I'm a first time hedgie owner and about a week ago I got my new baby hedgehog, Oakley 
She is 7 weeks old and I love her to death <3
I have been trying to get her to get used to me. I have been taking it slowly so that she doesn't get frightened.
Yesterday I tried picking her up (with gloves). 
She absolutely hates it and goes into a ball.
Once I've actually picked her up she stays in the ball for about a second and then she comes out of the ball and is totally fine.
How can I "train" her to not go into a ball at first?
I really want to be able to pick her up with my bare hands!
Thank you


----------



## sklock65 (Jan 9, 2013)

She is adorable!

My advice is to just try to do it without gloves...she's so little there is a good chance she will get used to it.

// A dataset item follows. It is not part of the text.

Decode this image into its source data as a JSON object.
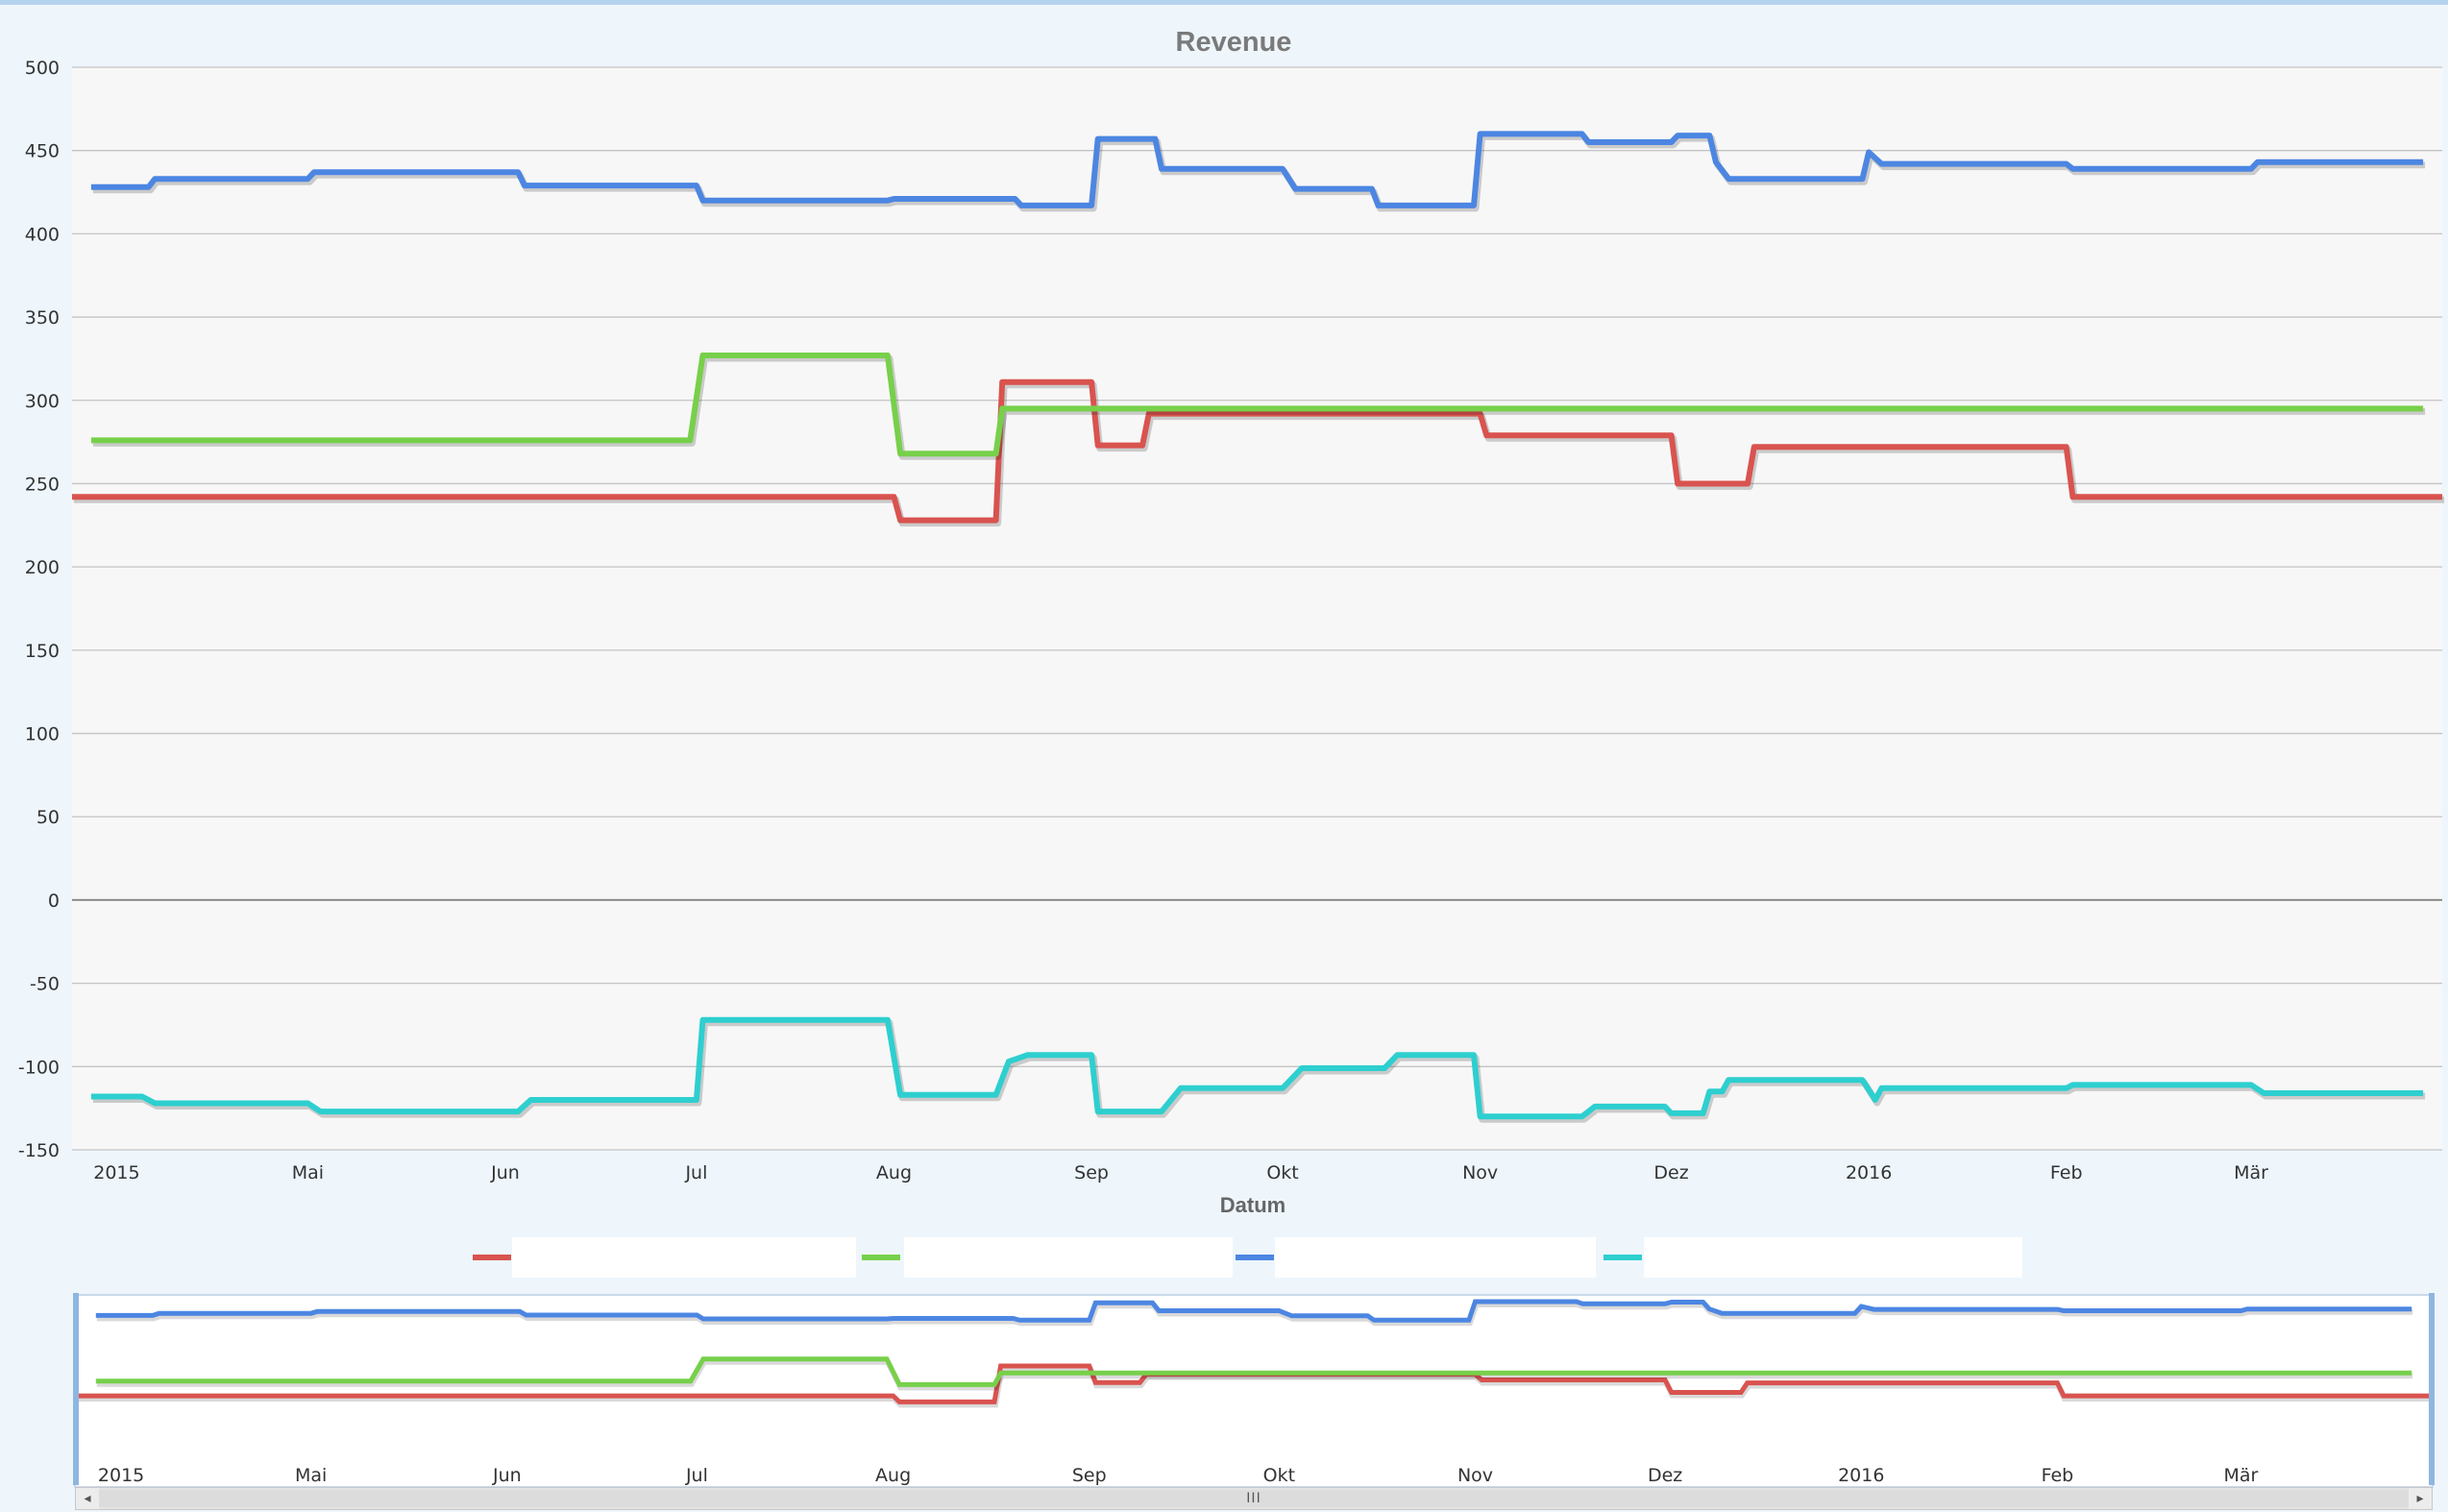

It is important for her to become familiar with your scent. That being said make sure you don't have any lotion/perfume on your hands/arms that she might think is food (my hedgie bit my boyfriend once when he had lotion on his arm). Once she recognizes your smell it will make it much easier to pick her up. I've had my hedgie since January and he still isn't a huge fan of being woken up in the evenings, however many times at this point he won't really ball up or huff anymore. I know it can hurt to touch them at first but it's important she become comfortable. Also, if you haven't already it's a good idea to put a worn Tshirt (or something like that with your definite scent on it) in her cage...preferably in her sleeping area. That will really help her to become familiar with your scent and will speed up the process of her recognizing you and staying calmer. Hedgehogs have a very keen sense of smell (and awful eyesight) so this is important. Another suggestion is to talk softly whenever you are about to wake her or pick her up...I have found that really helps my Henry stay calm so he is not so startled by just me scooping him up. Your hedgie just went through a huge change of scenery switching homes so she just needs some time to adjust!

It takes time (could be weeks or months) so just keep at it...it will get better!


----------